The Nationals got on their biggest roll in 2011 when they feasted on Seattle, Baltimore and the Chicago White Sox in June. It was one of the many reasons that factor into how a season plays out: the strength of schedule.
The Nationals won 15 of their final 20 games to finish with at least 80 wins for the first time since 2005. Those two runs turned out to be crucial in the 80-81 finish. The Nats were able to post winning records of 17-10 in June and September.
Ironically, Washington was able to sweep the world champion St. Louis Cardinals in the middle of June during that season-long eight-game win streak.
But a theme that might have played a part in that run in June was the caliber of opponent, facing a pair of teams that had up-and-down seasons in the American League Central and West divisions.
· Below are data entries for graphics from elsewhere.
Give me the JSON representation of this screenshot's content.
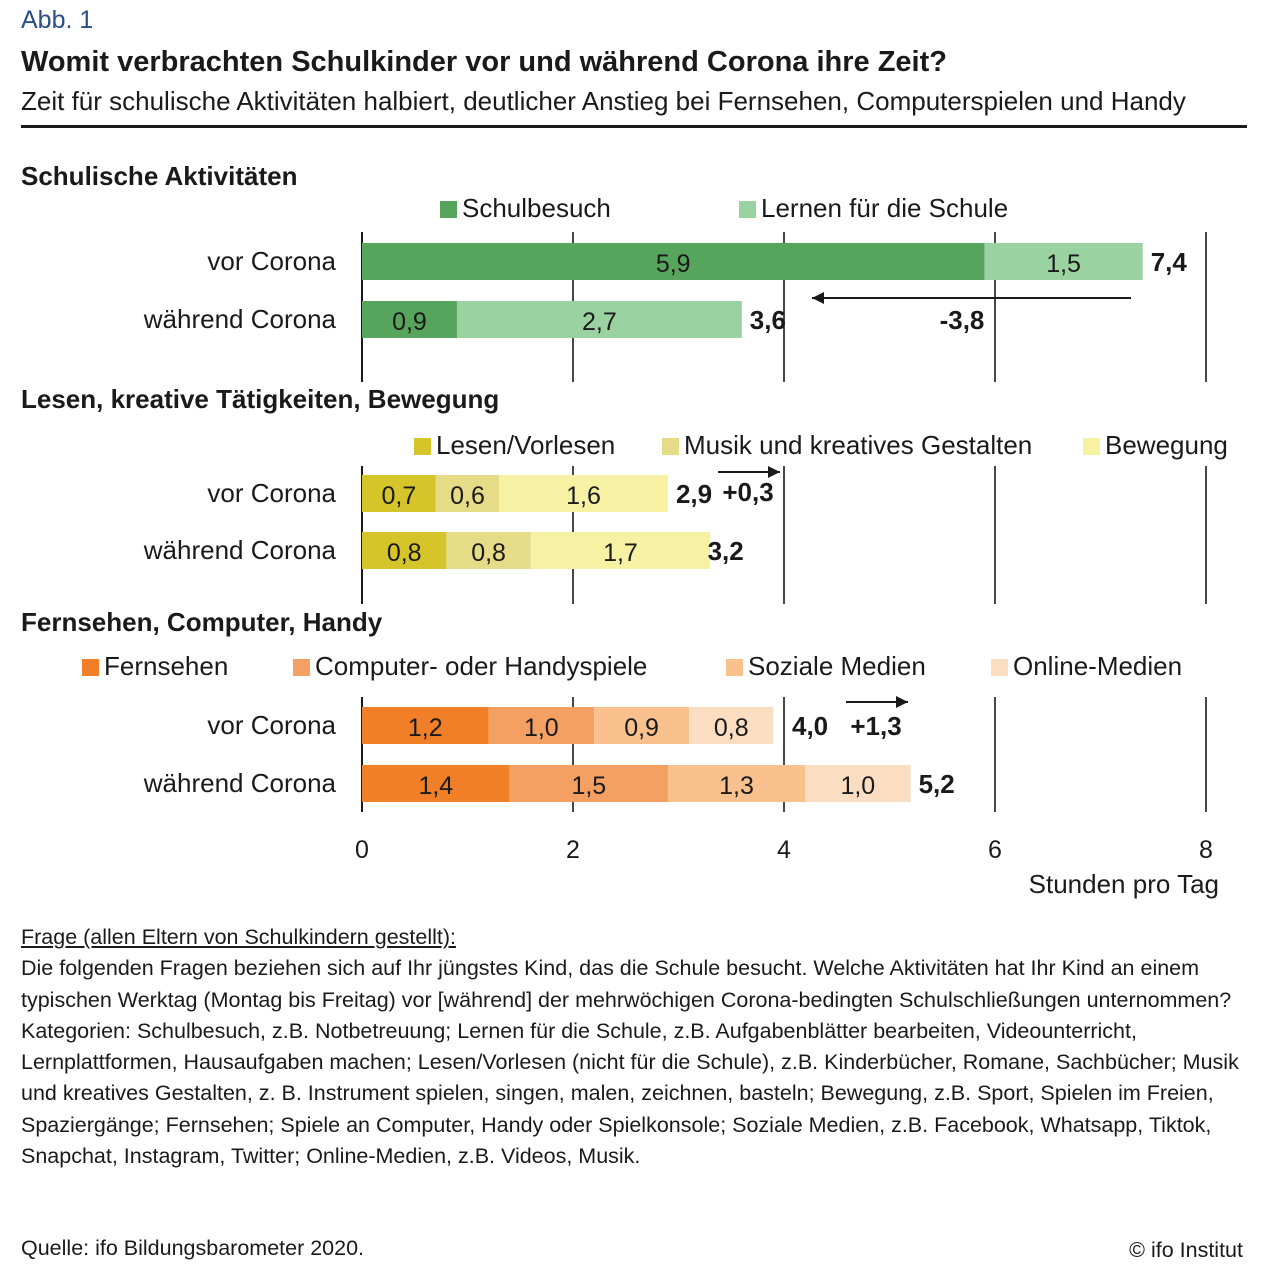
{
  "header": {
    "figure_label": "Abb. 1",
    "title": "Womit verbrachten Schulkinder vor und während Corona ihre Zeit?",
    "subtitle": "Zeit für schulische Aktivitäten halbiert, deutlicher Anstieg bei Fernsehen, Computerspielen und Handy"
  },
  "chart_data": {
    "type": "bar",
    "orientation": "horizontal-stacked",
    "xlabel": "Stunden pro Tag",
    "xlim": [
      0,
      8
    ],
    "xticks": [
      0,
      2,
      4,
      6,
      8
    ],
    "xtick_labels": [
      "0",
      "2",
      "4",
      "6",
      "8"
    ],
    "grid": true,
    "groups": [
      {
        "title": "Schulische Aktivitäten",
        "series": [
          {
            "name": "Schulbesuch",
            "color": "#57a45c"
          },
          {
            "name": "Lernen für die Schule",
            "color": "#9ad2a1"
          }
        ],
        "rows": [
          {
            "label": "vor Corona",
            "values": [
              5.9,
              1.5
            ],
            "value_labels": [
              "5,9",
              "1,5"
            ],
            "total": 7.4,
            "total_label": "7,4"
          },
          {
            "label": "während Corona",
            "values": [
              0.9,
              2.7
            ],
            "value_labels": [
              "0,9",
              "2,7"
            ],
            "total": 3.6,
            "total_label": "3,6"
          }
        ],
        "change": {
          "label": "-3,8",
          "value": -3.8,
          "from": 7.4,
          "to": 3.6
        }
      },
      {
        "title": "Lesen, kreative Tätigkeiten, Bewegung",
        "series": [
          {
            "name": "Lesen/Vorlesen",
            "color": "#d5c52b"
          },
          {
            "name": "Musik und kreatives Gestalten",
            "color": "#e6db86"
          },
          {
            "name": "Bewegung",
            "color": "#f6f1a3"
          }
        ],
        "rows": [
          {
            "label": "vor Corona",
            "values": [
              0.7,
              0.6,
              1.6
            ],
            "value_labels": [
              "0,7",
              "0,6",
              "1,6"
            ],
            "total": 2.9,
            "total_label": "2,9"
          },
          {
            "label": "während Corona",
            "values": [
              0.8,
              0.8,
              1.7
            ],
            "value_labels": [
              "0,8",
              "0,8",
              "1,7"
            ],
            "total": 3.2,
            "total_label": "3,2"
          }
        ],
        "change": {
          "label": "+0,3",
          "value": 0.3,
          "from": 2.9,
          "to": 3.2
        }
      },
      {
        "title": "Fernsehen, Computer, Handy",
        "series": [
          {
            "name": "Fernsehen",
            "color": "#f07f27"
          },
          {
            "name": "Computer- oder Handyspiele",
            "color": "#f4a062"
          },
          {
            "name": "Soziale Medien",
            "color": "#f8c18e"
          },
          {
            "name": "Online-Medien",
            "color": "#fbddc2"
          }
        ],
        "rows": [
          {
            "label": "vor Corona",
            "values": [
              1.2,
              1.0,
              0.9,
              0.8
            ],
            "value_labels": [
              "1,2",
              "1,0",
              "0,9",
              "0,8"
            ],
            "total": 4.0,
            "total_label": "4,0"
          },
          {
            "label": "während Corona",
            "values": [
              1.4,
              1.5,
              1.3,
              1.0
            ],
            "value_labels": [
              "1,4",
              "1,5",
              "1,3",
              "1,0"
            ],
            "total": 5.2,
            "total_label": "5,2"
          }
        ],
        "change": {
          "label": "+1,3",
          "value": 1.3,
          "from": 4.0,
          "to": 5.2
        }
      }
    ]
  },
  "notes": {
    "question_heading": "Frage (allen Eltern von Schulkindern gestellt):",
    "question_text": "Die folgenden Fragen beziehen sich auf Ihr jüngstes Kind, das die Schule besucht. Welche Aktivitäten hat Ihr Kind an einem typischen Werktag (Montag bis Freitag) vor [während] der mehrwöchigen Corona-bedingten Schulschließungen unternommen?",
    "categories_text": "Kategorien: Schulbesuch, z.B. Notbetreuung; Lernen für die Schule, z.B. Aufgabenblätter bearbeiten, Videounterricht, Lernplattformen, Hausaufgaben machen; Lesen/Vorlesen (nicht für die Schule), z.B. Kinderbücher, Romane, Sachbücher; Musik und kreatives Gestalten, z. B. Instrument spielen, singen, malen, zeichnen, basteln; Bewegung, z.B. Sport, Spielen im Freien, Spaziergänge; Fernsehen; Spiele an Computer, Handy oder Spielkonsole; Soziale Medien, z.B. Facebook, Whatsapp, Tiktok, Snapchat, Instagram, Twitter; Online-Medien, z.B. Videos, Musik."
  },
  "footer": {
    "source": "Quelle: ifo Bildungsbarometer 2020.",
    "copyright": "© ifo Institut"
  }
}
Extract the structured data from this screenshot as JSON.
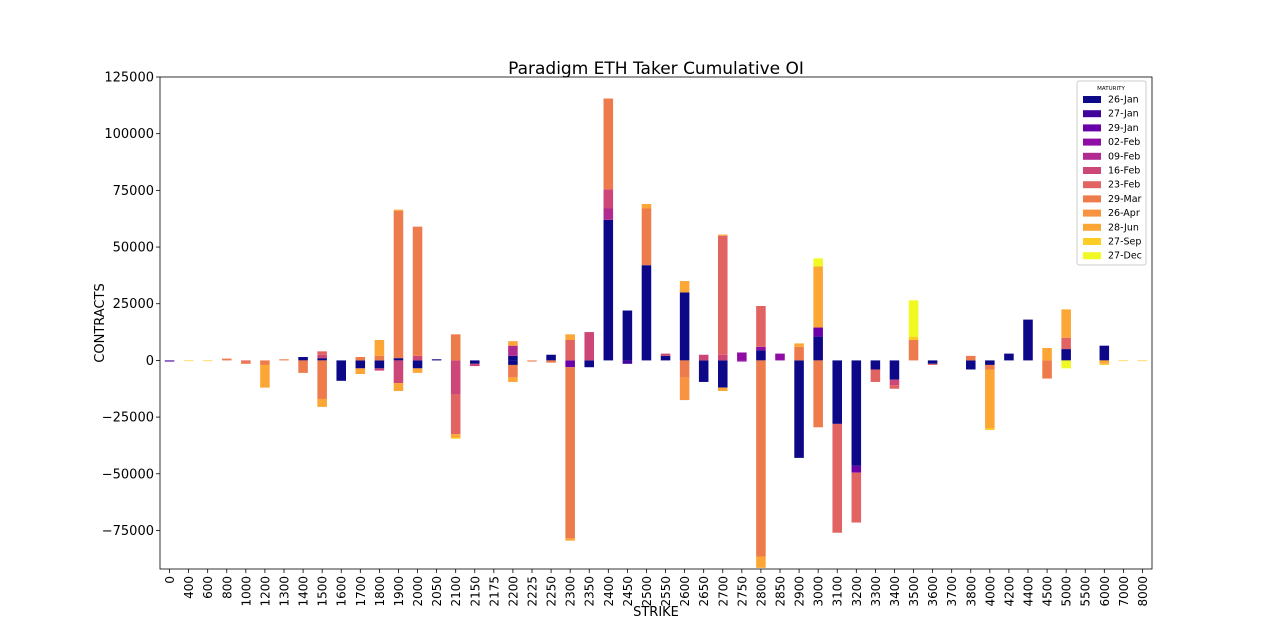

Seattle had the worst record in its division at 67-95 and the Nationals swept them in three games. The White Sox were underwhelming at 79-83 in the Central, and Washington took two of three in Chicago.
Although the team was swept right back by the Los Angeles Angels, the Nationals had a lead in game one and barely were shut out 1-0 in the series finale.
They ended up splitting a home-and-home with the Baltimore Orioles, each team taking two out of three in their home parks.
But in 2012, the Nationals will have to play some more of the Orioles’ American League East neighbors, including the New York Yankees, Boston Red Sox and Tampa Bay Rays. All three won at least 90 games in 2011. Even the Toronto Blue Jays (81-81) had moments in 2011 where they shined.
The Nationals face a stretch in June 2012 when they take on the Red Sox (June 8-10 at Boston), go to Toronto (June 11-13) and then host the Yankees (June 15-17) and Tampa Bay (June 19-21). They finish the run of AL East teams with the familiar Orioles in Baltimore (June 22-24).
The Boston, Toronto, New York Yankees and Tampa Bay interleague matchups will be considerably more difficult than in 2011 when the Nationals got to play the likes of the Mariners and the White Sox.
If you check the Major League Baseball Relative Power Index, the Nationals had the 11th toughest strength of schedule at .502. It marks the fourth consecutive season the Nationals SOS has gotten more difficult: (2008, No. 21; 2009, No. 19; 2010, No. 14 2011, No. 11).
Now, compare the American League East SOS rankings for 2011, and you see the Orioles (No. 1), Blue Jays (No. 2), Red Sox (No. 7), Rays (No. 8) and Yankees (No. 9) are all in the top 10 in schedule difficulty.
The Nationals face all five of those teams in a challenging stretch in June that will test the mettle of this up-and-coming franchise. If they do break through next season with the likes of Stephen Strasburg and possibly Bryce Harper, no one can say they did it facing a cream puff slate.